My wife told me she’ll slam my head on the keyboard if I don’t get off the computer. I’m not too worried, I think she’s jokinlkjhfakljn m, .nbziyoao78yv87dfaoyuofaytdf…ftysrrtfgbjysou34w45pjr578v
Q. What is the biggest lie in the entire universe? A. “I have read and agree to the Terms & Conditions.”
Why was the computer late to work? Because it had a hard drive!
What do you get when you cross a shark and a computer? Computer bytes!
Q:Whats the difference between a computer and an abortion clinic A: Ctrl+Alt+Delete
Some people are like a software update.

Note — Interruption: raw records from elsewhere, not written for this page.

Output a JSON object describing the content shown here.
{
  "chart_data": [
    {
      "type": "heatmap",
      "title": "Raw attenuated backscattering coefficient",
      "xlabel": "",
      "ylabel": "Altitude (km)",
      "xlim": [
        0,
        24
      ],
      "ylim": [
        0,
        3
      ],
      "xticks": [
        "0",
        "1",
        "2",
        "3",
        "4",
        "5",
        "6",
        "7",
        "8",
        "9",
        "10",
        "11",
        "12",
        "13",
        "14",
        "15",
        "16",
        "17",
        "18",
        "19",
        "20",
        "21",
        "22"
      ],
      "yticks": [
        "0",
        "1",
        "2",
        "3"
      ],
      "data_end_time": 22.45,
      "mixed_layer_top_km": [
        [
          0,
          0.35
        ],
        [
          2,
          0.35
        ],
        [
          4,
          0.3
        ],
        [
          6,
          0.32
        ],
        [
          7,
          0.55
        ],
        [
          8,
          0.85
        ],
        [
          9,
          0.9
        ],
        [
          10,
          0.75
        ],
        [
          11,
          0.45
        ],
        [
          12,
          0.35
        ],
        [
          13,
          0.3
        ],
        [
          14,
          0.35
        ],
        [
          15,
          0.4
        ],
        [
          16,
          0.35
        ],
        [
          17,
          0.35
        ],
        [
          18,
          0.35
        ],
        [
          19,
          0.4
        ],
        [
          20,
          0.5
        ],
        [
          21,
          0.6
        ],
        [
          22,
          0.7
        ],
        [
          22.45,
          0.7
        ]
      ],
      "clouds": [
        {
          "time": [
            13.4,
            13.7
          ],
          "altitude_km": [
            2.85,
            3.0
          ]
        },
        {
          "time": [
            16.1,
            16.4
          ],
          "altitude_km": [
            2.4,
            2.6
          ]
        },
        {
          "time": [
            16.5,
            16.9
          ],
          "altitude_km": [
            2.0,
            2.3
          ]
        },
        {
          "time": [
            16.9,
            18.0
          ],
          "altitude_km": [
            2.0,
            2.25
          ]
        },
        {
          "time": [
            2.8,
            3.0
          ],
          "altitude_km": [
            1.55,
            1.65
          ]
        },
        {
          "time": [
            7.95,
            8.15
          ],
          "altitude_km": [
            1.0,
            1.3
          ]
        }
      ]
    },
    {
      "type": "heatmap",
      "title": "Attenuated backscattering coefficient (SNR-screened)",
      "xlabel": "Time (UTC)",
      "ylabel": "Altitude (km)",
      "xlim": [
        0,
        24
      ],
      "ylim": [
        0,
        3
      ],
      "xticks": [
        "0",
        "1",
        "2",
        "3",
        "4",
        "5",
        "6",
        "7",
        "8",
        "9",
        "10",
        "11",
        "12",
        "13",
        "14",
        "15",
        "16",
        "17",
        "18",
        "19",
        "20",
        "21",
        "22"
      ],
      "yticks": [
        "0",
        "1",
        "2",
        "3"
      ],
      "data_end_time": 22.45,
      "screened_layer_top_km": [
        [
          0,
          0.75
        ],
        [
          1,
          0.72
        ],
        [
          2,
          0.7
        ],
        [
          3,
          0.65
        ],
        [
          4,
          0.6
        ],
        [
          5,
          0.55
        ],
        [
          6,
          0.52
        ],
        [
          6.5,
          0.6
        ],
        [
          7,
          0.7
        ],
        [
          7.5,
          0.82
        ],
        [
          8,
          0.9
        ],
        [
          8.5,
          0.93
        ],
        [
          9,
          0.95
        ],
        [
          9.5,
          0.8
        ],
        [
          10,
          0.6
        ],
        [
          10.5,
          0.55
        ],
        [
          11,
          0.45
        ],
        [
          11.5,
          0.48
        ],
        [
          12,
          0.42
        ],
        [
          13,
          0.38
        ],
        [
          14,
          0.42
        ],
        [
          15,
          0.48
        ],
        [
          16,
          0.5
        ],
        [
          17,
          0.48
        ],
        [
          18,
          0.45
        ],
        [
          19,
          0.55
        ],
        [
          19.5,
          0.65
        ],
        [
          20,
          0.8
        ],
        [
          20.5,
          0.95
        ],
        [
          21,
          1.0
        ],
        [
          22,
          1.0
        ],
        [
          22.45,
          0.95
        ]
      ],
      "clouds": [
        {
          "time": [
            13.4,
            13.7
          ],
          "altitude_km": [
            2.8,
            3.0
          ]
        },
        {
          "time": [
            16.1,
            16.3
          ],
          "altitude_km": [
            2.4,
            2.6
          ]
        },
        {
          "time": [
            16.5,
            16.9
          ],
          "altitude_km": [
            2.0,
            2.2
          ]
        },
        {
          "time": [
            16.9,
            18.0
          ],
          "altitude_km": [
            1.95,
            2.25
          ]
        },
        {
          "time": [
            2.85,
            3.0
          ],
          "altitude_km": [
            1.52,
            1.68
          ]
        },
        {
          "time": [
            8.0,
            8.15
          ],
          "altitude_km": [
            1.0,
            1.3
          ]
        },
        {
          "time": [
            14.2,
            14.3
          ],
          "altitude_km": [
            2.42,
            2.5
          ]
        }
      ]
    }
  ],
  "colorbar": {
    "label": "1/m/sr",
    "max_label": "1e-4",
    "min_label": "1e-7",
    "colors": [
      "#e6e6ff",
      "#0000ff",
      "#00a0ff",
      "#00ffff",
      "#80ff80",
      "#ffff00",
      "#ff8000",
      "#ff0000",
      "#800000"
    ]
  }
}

When I see them I think, “Not now.” What happens when a computer thinks it knows better than a human? Ask Boeing.
Why don’t orphans work as computer repair technicians? Because they can’t find the motherboard
What part is usually missing in an orphan’s computer system? Motherboard.
why is stephen hawking an organ donator? because he saved 200 computers.
Where did the software developer go?! I don’t know, he ransomware!
I fell in love with my computer because it helps me Excel
What do you call a crazy computer? Wired.
what is a computers favorite snack? cookis!
What did Stephen hawkings computer say when he died ?? … ERROR
I love the smell of my F5 key. – It’s very refreshing.